NATA VIVA sull’Osservatore Romano versione pdf, nella seconda pagina c’è l’articolo di “Nata viva”

“Rimango cinque minuti completamente senza respirare. Si tratta solo di cinque minuti, ma sono i primi della mia vita“, scrive la ventottenne Zoe Rondini (uno pseudonimo) nel suo racconto autobiografico Nata Viva (Albatros, 2011) in cui ripercorre la strada fatta per recuperare, in qualche modo, quel fiato trattenuto che tanto le è costato di termini di disabilità fisica e di una diversità alla quale non si è mai arresa.
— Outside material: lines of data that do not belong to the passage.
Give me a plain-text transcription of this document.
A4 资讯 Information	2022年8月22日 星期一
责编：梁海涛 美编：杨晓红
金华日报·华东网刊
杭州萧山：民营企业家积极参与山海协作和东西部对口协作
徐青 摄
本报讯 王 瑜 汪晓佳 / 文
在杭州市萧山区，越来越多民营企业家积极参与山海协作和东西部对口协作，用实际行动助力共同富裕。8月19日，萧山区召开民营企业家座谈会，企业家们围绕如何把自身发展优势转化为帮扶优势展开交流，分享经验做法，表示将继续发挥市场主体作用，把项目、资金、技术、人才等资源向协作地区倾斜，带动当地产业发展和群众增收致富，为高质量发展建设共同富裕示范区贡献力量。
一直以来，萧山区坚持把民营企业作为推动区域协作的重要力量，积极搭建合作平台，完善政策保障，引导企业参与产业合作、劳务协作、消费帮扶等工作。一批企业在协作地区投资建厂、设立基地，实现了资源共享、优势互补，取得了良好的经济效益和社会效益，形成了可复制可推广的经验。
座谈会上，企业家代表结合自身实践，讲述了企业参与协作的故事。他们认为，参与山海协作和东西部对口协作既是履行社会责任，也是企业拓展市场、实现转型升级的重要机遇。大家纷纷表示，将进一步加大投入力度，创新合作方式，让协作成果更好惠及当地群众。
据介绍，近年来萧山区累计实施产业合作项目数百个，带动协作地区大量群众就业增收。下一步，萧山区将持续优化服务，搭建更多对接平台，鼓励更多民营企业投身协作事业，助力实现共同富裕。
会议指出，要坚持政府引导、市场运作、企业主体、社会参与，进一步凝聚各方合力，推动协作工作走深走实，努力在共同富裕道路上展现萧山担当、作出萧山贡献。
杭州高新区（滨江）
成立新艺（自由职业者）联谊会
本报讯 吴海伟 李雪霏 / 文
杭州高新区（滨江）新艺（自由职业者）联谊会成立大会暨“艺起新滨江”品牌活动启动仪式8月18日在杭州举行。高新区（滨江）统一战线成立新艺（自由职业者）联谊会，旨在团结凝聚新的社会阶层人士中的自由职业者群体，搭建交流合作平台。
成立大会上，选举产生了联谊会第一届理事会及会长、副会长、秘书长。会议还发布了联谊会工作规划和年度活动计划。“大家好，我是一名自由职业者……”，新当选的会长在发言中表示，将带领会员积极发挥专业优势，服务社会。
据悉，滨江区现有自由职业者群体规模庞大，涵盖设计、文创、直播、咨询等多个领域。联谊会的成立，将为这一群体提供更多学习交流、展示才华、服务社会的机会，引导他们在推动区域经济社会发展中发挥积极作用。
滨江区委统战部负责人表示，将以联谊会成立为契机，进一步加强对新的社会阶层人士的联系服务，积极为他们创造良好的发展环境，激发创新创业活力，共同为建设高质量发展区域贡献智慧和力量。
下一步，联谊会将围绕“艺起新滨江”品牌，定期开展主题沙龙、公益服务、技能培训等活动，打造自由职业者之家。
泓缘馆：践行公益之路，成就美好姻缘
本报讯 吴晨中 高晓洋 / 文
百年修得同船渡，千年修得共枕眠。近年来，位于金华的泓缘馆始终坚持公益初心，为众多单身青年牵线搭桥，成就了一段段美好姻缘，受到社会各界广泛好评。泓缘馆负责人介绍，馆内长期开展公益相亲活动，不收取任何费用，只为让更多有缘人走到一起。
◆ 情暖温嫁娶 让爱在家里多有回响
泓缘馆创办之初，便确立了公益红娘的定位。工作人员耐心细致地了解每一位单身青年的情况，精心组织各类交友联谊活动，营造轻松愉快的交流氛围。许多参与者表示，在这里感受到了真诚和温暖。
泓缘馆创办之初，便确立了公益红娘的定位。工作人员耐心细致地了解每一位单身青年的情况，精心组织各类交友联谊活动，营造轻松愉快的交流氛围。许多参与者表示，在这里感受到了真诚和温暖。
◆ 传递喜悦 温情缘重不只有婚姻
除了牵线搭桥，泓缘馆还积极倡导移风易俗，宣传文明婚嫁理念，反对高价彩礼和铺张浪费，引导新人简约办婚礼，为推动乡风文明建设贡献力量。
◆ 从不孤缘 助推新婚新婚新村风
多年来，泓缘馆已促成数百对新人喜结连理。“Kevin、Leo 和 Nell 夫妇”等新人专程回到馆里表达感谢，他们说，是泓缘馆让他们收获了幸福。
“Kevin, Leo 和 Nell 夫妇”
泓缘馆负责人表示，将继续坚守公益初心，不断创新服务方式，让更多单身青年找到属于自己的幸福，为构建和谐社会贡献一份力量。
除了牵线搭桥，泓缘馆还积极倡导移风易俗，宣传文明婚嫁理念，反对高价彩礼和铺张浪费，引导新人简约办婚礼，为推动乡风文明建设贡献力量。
Perché non c’è solo la salita d’imparare quello che a tutti viene spontaneo (“ho imparato a camminare, a cadere in avanti, a rialzarmi, quasi morendo di fatica e con tutta la rabbia possibile“), c’è il dolore di una bimba, un’adolescente e una giovane donna costretta a fare i conti con l’indifferenza, la negazione, il menefreghismo, il trincerarsi dietro le proprie sofferenze e l’insofferenza di quanti hanno incrociato la sua strada. Familiari inclusi. A 13 anni Zoe inizia a “scriversi“: il racconto del suo quotidiano diventa un quotidiano confronto con le due alternative che ha dinnanzi. Scegliere se vivere o esistere. “Quando ero piccola tutti mi dicevano che ero uguale agli altri bambini, poi crescendo mi è venuto qualche dubbio… ma forse chi non ha dubbi nella propria vita, è il vero disabile“.